In 1959 the psychoanalyst Michael Balint published a book on the subject of Thrills and Regressions which is of great interest, not simply to Freudians, but to film theorists and historians as well. Although Balint never mentions the cinema as such, his opening chapter on ‘Funfairs and Thrills’ covers a number of different varieties of thrill-laden activities, including those in which the thrill is directly experienced by participants and those in which it is experienced vicariously; as, for instance, at the circus, where professionals entertain spectators with their feats on the tightrope or in the lions’ den. Cinema is often discussed in relation to the theatre or the novel but its kinship to the circus is much less frequently admitted, even though we are all aware how important the vicarious enjoyment of thrills has been throughout its history. From very early on, cinema exploited its capacity to create excitement. Even the very first films of the Lumière Brothers had a thrilling effect on their audiences—we are all familiar with the many accounts of spectators cowering or fleeing the cinema as the train approached the station, threatening to run directly off the screen into the auditorium. Soon afterwards Georges Méliès was taking spectators on a rocket trip to the moon.
The very first category of thrill Balint mentions is the class of those ‘connected with high speed, as in all kinds of racing, horse-riding and jumping, motor-racing, skating, skiing, tobogganing, sailing, flying, etc.’ Essentially, Balint sees thrills as structured in what he sometimes describes as three acts:
(a) some amount of conscious fear, or at least an awareness of real external danger; (b) a voluntary and intentional exposing of oneself to this external danger and to the fear aroused by it; (c) while having the more or less confident hope that the fear can be tolerated and mastered, the danger will pass, and that one will be able to return unharmed to safety. This mixture of fear, pleasure and confident hope in face of an external danger is what constitutes the fundamental element of all thrills.
In the case of speed, of course, the danger consists of somehow losing control and crashing or, in the particular case of a chase, of being overtaken and captured or attacked. Often high speed is combined with the two other principal kinds of thrill Balint mentions—those connected with ‘exposed situations’, such as rock-climbing, deep-sea diving or lion-taming, and with ‘unfamiliar or even completely new forms of satisfaction’, such as new food, new clothes and ‘new forms of “perverse” sexual activities’.

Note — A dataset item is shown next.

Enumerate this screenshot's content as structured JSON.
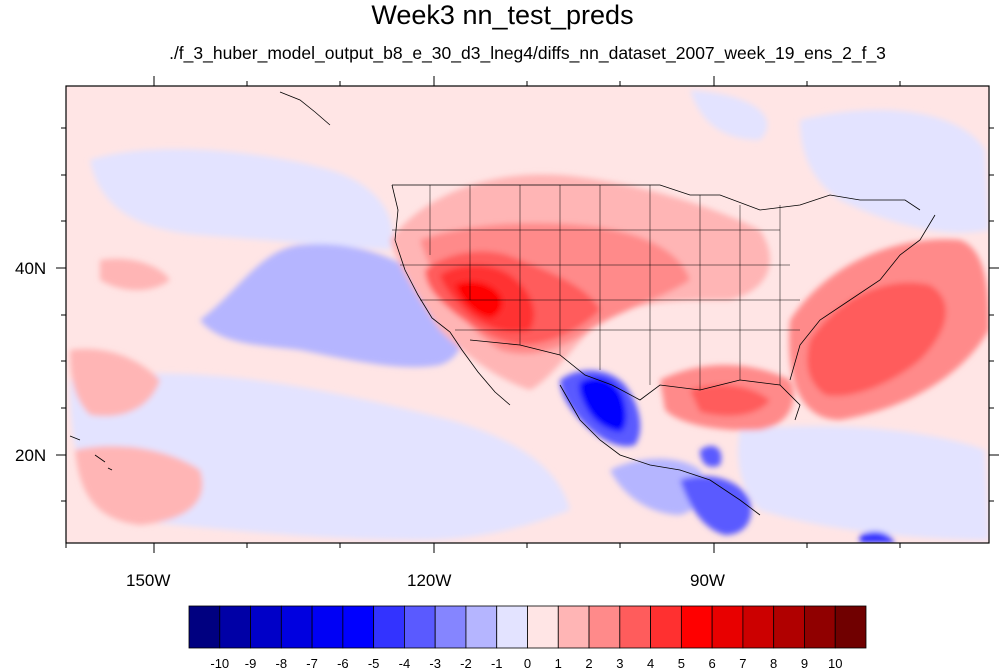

Speed is not simply thrilling in itself, once sufficiently accelerated, but also enables us to enter exposed and unfamiliar situations, far removed from the zones of safety and normality—to travel into space, for instance, beyond the frontiers of the known. Avid thrill-seekers, or ‘philobats’ as Balint calls them, are often involved not simply in dangerous but also highly competitive activities. Speed is closely connected to various forms of struggle or contest, ranging from races and, more threateningly, chases, up to its decisive role in combat, where greater speed gives a clear advantage over an opponent. Balint notes that an ‘element of aggressiveness is undoubtedly present in all philobatic activities’; but thrills in themselves are not directed against an outside object, but valued for the subjective experience they bring to the philobat. In amusement parks and cinemas, violence is closely linked to thrill-seeking but the spectator’s thrill is, so to speak, intransitive. Speed is enjoyed for its own sake, even though it may lead in the end to a second-order enjoyment of vicarious triumph over a villainous enemy. Thrills, Balint concludes, are essentially auto-erotic—they are ways of embarking on adventures which are fundamentally designed to give oneself pleasure just by the activity involved, so that any specific accomplishment that results, like crossing the finish-line first or triumphing over an opponent, is really an added benefit, related to aggression rather than to philobatism as such.
In 1936, Alfred Hitchcock wrote a piece for Picturegoer titled ‘Why “Thrillers” Thrive’. Hitchcock argued that shocks or thrills are necessary to us as human beings, that ‘our nature is such that we must have these “shake-ups”, or we grow sluggish and jellified; but, on the other hand, our civilization has so screened and sheltered us that it isn’t practicable to experience sufficient thrills at first hand. So we have to experience them artificially, and the screen is the best medium for this.’ Hitchcock argues that in the theatre—or at the circus—the audience simply watches things happening, remote, impersonal and detached, whereas in the cinema ‘we don’t sit by as spectators; we participate’. Or at least, he might have said, the effective experience of participation is much stronger. Hitchcock goes on to cite a sequence in Howard Hughes’s 1930 air combat film Hell’s Angels,
in which the British pilot decides to crash his plane into the envelope of the Zeppelin to destroy it, even though this means inevitable death to himself. We see his face—grim, tense, even horror-stricken—as his plane swoops down. Then we are transferred to the pilot’s seat, and it is we who are hurtling to death at ninety miles an hour; and at the moment of impact—and blackout—a palpable shuddering runs through the audience. That is good cinema.